Example 3: nums = [1,1,2,2,1]
For L = 1, no value occurs exactly once. For L = 2, all subarrays [1,1],[1,2],[2,2],[2,1] occur once each, so L = 2 is valid.
Complexity Analysis
| Measure | Complexity | Explanation |
|---|---|---|
| Time | O(n log n) | Binary search over L, each check scans all subarrays using O(1) hashing |
| Space | O(n) | Prefix arrays and hash map for frequency counting |
The logarithmic factor comes from binary search over possible lengths, and each feasibility check runs in linear time over the array using precomputed rolling hashes.
Test Cases
assert Solution().smallestUniqueSubarray([3,3,3]) == 3 # all duplicates until full length
assert Solution().smallestUniqueSubarray([2,1,2,3,3]) == 1 # single unique element exists
assert Solution().smallestUniqueSubarray([1,1,2,2,1]) == 2 # first unique subarrays appear at length 2
assert Solution().smallestUniqueSubarray([1]) == 1 # single element
assert Solution().smallestUniqueSubarray([1,2,3,4]) == 1 # all elements unique
assert Solution().smallestUniqueSubarray([5,5,5,5]) == 4 # only full array unique
assert Solution().smallestUniqueSubarray([1,2,1,2,1]) == 2 # mixed repetition
| Test | Why |
|---|---|
| [3,3,3] | tests full repetition |
| [2,1,2,3,3] | early unique element |
| [1,1,2,2,1] | uniqueness emerges at L=2 |
| [1] | minimal size array |
| [1,2,3,4] | all singletons |
| [5,5,5,5] | uniqueness only at max length |
| [1,2,1,2,1] | overlapping patterns |
Edge Cases
One important edge case is when the array has length 1. In this case, the only subarray is the array itself, which is trivially unique, so the answer is always 1. The implementation correctly handles this because the binary search range starts at 1 and immediately succeeds.

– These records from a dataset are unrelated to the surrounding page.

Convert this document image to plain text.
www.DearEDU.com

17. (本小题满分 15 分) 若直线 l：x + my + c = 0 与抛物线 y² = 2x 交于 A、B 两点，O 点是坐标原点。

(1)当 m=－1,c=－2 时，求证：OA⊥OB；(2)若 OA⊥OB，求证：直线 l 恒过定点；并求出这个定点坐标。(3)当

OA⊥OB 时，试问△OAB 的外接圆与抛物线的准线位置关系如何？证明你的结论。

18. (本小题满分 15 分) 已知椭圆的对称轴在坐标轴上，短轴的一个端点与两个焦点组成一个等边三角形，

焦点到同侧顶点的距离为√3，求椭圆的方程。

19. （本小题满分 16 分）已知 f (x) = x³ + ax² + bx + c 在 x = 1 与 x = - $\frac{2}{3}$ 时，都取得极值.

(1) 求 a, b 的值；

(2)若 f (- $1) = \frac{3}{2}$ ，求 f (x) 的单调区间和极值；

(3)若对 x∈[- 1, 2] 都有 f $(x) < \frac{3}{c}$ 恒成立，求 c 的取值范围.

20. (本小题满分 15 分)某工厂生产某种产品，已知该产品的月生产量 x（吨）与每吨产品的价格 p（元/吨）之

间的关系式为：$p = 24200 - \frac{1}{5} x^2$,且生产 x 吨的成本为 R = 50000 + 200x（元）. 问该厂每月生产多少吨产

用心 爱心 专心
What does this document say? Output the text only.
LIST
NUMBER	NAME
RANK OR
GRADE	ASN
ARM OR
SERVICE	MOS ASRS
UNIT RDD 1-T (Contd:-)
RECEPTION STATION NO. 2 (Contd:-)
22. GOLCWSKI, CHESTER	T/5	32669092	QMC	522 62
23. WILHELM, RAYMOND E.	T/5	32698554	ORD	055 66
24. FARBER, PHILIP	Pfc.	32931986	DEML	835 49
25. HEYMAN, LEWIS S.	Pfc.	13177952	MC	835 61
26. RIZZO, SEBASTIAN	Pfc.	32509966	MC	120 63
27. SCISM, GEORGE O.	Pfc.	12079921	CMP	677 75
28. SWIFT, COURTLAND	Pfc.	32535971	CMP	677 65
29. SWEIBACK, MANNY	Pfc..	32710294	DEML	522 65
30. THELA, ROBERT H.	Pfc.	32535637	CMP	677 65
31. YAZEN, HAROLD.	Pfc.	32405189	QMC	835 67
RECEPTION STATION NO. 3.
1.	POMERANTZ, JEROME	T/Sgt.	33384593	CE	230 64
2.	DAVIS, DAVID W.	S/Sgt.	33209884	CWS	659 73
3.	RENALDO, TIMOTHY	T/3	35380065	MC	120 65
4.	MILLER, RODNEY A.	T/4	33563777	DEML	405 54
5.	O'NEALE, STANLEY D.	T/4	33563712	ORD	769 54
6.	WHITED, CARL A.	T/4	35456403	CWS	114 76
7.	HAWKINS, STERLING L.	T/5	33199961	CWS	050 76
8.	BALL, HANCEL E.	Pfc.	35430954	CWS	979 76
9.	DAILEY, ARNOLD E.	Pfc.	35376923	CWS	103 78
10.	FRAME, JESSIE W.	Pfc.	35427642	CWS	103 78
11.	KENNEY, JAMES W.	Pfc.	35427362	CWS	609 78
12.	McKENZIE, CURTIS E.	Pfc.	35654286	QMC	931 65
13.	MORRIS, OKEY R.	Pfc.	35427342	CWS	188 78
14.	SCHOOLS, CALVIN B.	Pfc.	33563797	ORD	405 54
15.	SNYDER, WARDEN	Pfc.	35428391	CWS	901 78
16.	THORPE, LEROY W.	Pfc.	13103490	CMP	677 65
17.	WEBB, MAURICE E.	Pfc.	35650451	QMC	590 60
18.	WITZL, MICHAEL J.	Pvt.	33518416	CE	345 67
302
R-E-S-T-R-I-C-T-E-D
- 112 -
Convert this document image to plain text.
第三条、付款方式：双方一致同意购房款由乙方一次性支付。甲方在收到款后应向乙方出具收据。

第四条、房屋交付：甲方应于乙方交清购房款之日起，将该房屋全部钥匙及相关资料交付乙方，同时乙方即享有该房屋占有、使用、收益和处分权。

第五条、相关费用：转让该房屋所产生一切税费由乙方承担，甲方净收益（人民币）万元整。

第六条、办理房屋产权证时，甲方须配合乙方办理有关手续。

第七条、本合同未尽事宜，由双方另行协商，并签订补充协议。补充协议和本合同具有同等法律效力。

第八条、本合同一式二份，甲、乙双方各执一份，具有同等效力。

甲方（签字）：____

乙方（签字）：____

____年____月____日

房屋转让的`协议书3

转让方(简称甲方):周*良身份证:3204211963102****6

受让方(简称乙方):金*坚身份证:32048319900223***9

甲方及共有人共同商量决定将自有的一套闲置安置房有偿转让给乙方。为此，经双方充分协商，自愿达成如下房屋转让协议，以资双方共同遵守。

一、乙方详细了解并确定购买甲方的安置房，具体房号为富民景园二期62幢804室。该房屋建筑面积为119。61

Another edge case is when all elements are identical. In this scenario, no subarray of length less than n will be unique because every subarray of a given length is identical to others. The algorithm correctly increases L until it reaches n.
A third edge case is when all elements are distinct. Here, every subarray of length 1 is unique, so the answer should be 1. The frequency check correctly identifies singleton occurrences at the smallest length.
A final subtle case involves repeated patterns such as alternating sequences. These can produce multiple overlapping identical subarrays, and correctness depends entirely on accurate hashing and frequency counting, which the rolling hash ensures.